On Qandil, the PKK's Iraqi Kurdish mountain base since the early 1990s, wearying rhetoric only deepens the mystery.

"We want peace; Turkey wants war," says Haydar Ali, a member of the party politburo. He admits the bulk of PKK fighters are now moving into Turkey from positions just south of the border, and warns of attacks against tourist targets in western Turkey.

Though oblique, another official, Esat Farashin, offers a more convincing explanation. "Turkey," he says, "seems to think it can destroy the Kurdish struggle simply by ignoring us." A visit to Seyyed Sadiq, 150 miles to the south, suggests the party is destroying itself.

In the past year, a senior Iraqi Kurdish intelligence source says, "many, though perhaps not most" PKK fighters have left the organisation. Around 200 of them now live in this conservative town near the Iranian border. Their stories are revealing of the real state of affairs in the mountains.

For former guerrilla commander Hayri Dersim (29) the turning point was the capture and trial of PKK chief Abdullah Ocalan in 1999.

"When I saw [ Ocalan] vow loyalty to the Turkish state, I felt betrayed," he says. He'd fought for seven years by then, and was wounded several times.

But disillusionment was not limited to the leader.

"When you're fighting, tight discipline is vital," explains Zuhal Serhat (25). "After the ceasefire, the orders began to seem mere authoritarianism. We demanded change. None came." Gabar Botan (30) is also sharply critical of the former Marxist-Leninist PKK's claims to have democratised itself since 1999.

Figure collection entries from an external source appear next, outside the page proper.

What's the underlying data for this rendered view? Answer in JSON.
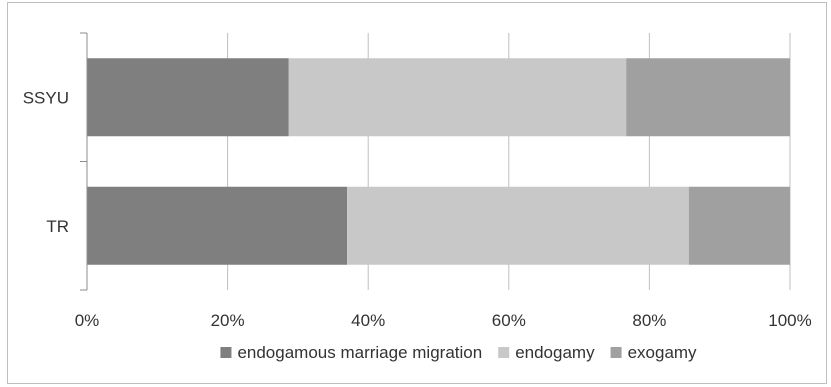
{
  "chart_data": {
    "type": "bar",
    "orientation": "horizontal",
    "stacked": "percent",
    "categories": [
      "SSYU",
      "TR"
    ],
    "series": [
      {
        "name": "endogamous marriage migration",
        "values": [
          28.7,
          37.0
        ],
        "color": "#7f7f7f"
      },
      {
        "name": "endogamy",
        "values": [
          48.0,
          48.6
        ],
        "color": "#c8c8c8"
      },
      {
        "name": "exogamy",
        "values": [
          23.3,
          14.4
        ],
        "color": "#a0a0a0"
      }
    ],
    "xlim": [
      0,
      100
    ],
    "x_ticks": [
      "0%",
      "20%",
      "40%",
      "60%",
      "80%",
      "100%"
    ],
    "grid": "vertical",
    "legend_position": "bottom"
  }
}
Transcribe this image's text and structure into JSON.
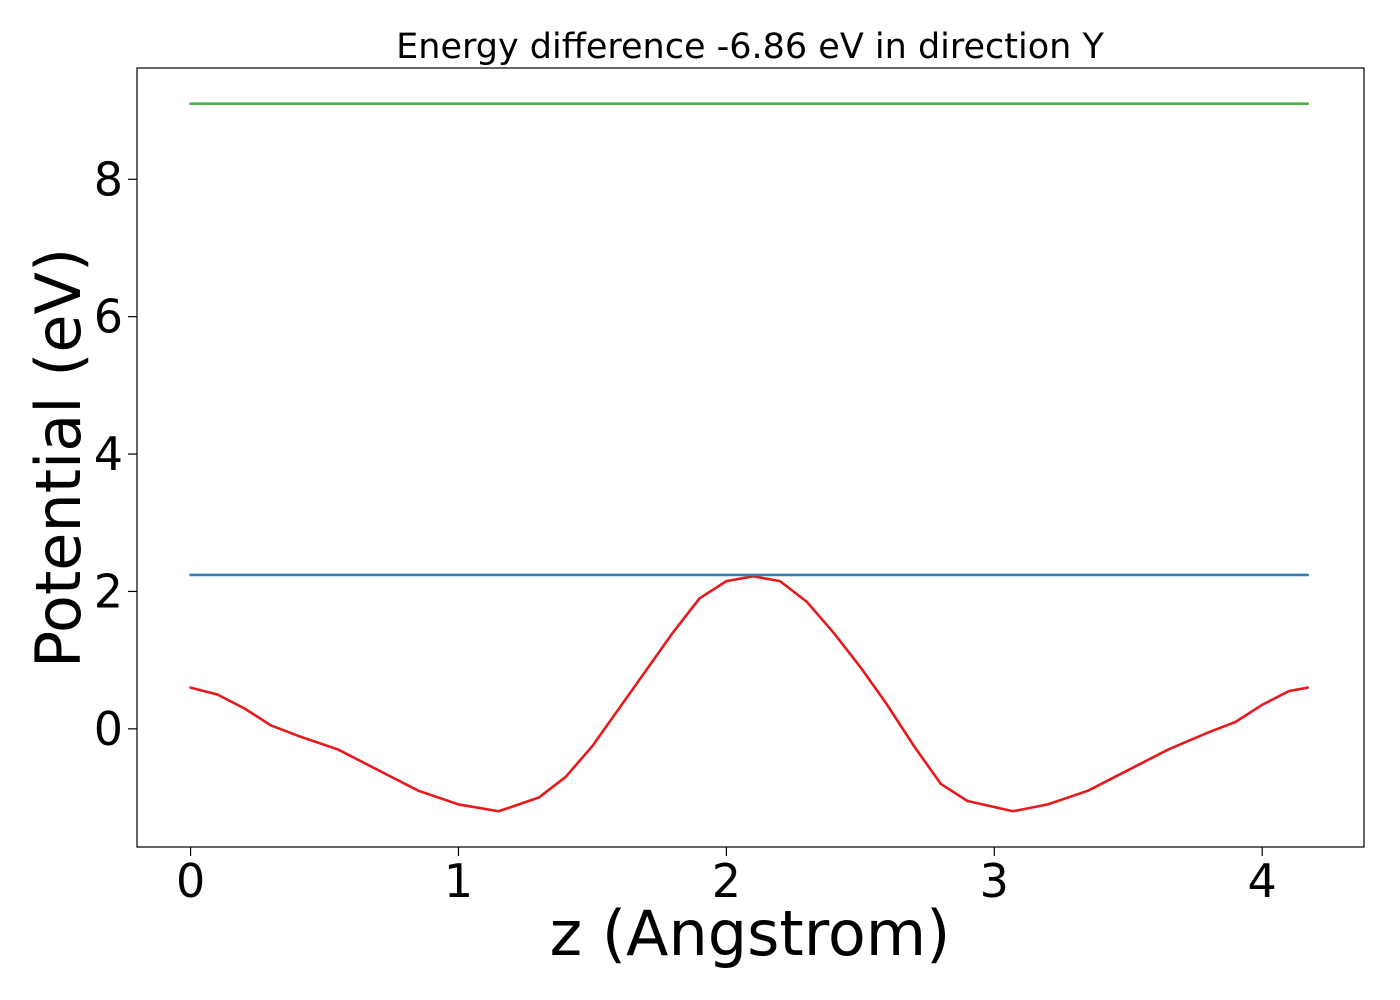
{
  "chart_data": {
    "type": "line",
    "title": "Energy difference -6.86 eV in direction Y",
    "xlabel": "z (Angstrom)",
    "ylabel": "Potential (eV)",
    "xlim": [
      -0.2,
      4.38
    ],
    "ylim": [
      -1.72,
      9.62
    ],
    "xticks": [
      0,
      1,
      2,
      3,
      4
    ],
    "yticks": [
      0,
      2,
      4,
      6,
      8
    ],
    "grid": false,
    "legend": "none",
    "colors": {
      "potential": "#e41a1c",
      "blue_level": "#377eb8",
      "green_level": "#4daf4a"
    },
    "series": [
      {
        "x": [
          0.0,
          0.1,
          0.2,
          0.3,
          0.4,
          0.55,
          0.7,
          0.85,
          1.0,
          1.15,
          1.3,
          1.4,
          1.5,
          1.6,
          1.7,
          1.8,
          1.9,
          2.0,
          2.1,
          2.2,
          2.3,
          2.4,
          2.5,
          2.6,
          2.7,
          2.8,
          2.9,
          3.07,
          3.2,
          3.35,
          3.5,
          3.65,
          3.8,
          3.9,
          4.0,
          4.1,
          4.17
        ],
        "y": [
          0.6,
          0.5,
          0.3,
          0.05,
          -0.1,
          -0.3,
          -0.6,
          -0.9,
          -1.1,
          -1.2,
          -1.0,
          -0.7,
          -0.25,
          0.3,
          0.85,
          1.4,
          1.9,
          2.15,
          2.22,
          2.15,
          1.85,
          1.4,
          0.9,
          0.35,
          -0.25,
          -0.8,
          -1.05,
          -1.2,
          -1.1,
          -0.9,
          -0.6,
          -0.3,
          -0.05,
          0.1,
          0.35,
          0.55,
          0.6
        ]
      },
      {
        "x": [
          0.0,
          4.17
        ],
        "y": [
          2.24,
          2.24
        ]
      },
      {
        "x": [
          0.0,
          4.17
        ],
        "y": [
          9.1,
          9.1
        ]
      }
    ]
  }
}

He describes watching PKK leaders on TV referring to the party as the most democratic organisation in the Middle East. "We looked around us: free speech a sham, leaders who hadn't changed in 20 years." Like most of the ex-fighters in Seyyed Sadiq, Botan and Dersim quit last autumn, when the party briefly made resignations possible. Serhat fled late last April, walking all night through Saddam-era minefields to escape her pursuers.

"The open-door policy only lasted about six weeks," she says. "So many left the leaders decided not to allow anybody else out."

With Iraqi intelligence sources talking of a continuing trickle of PKK defections, she and her colleagues believe that almost all the fighters remaining in the mountains would leave if they had a second chance.

"Back when we joined, war was the only alternative," explains Gabar Botan. "That's no longer true."

An Iraqi Kurdish journalist who follows the PKK closely, Shwan Mohamed believes the main thing preventing the disillusioned party from dissolving now is its leaders.

"Their only concern is for their own survival," he says, "and they know the only way to achieve that is a new war."

Analysts also suspect fighting may be aimed at bolstering the party's fading hegemony over Turkey's Kurdish political movement, influence it won in part by ruthlessly eliminating opposition voices.

While the claims of PKK fighters in Qandil that "four million Turkish Kurds support us" are exaggerated, Kurdish civilian politicians are still loath to criticise them.

The rising bloodshed has seen a sharp rise in nationalism and - to an unprecedented extent - anti-Kurdish feeling in Turkey.

Ultimately, say saner voices, durable peace is only possible if the Kurds are weaned off what one newspaper columnist calls their "PKK addiction". Responsibility falls first to Kurdish leaders and Turkey's government, whose leaders have been widely criticised for visiting the southeast only once since coming to power in 2003.

Some think there is another option.

For Hasan Cemal, author of a best-selling book on the PKK war, the key lies with permitting ex-fighters like Zuhal Serhat back home.

"Nothing terrifies the PKK more than a serious amnesty" for the fighters, he says.

"If the government offers one, you can be sure that many will leave the PKK and come down from the mountain. You can also be sure that nothing terrifies the PKK more than this."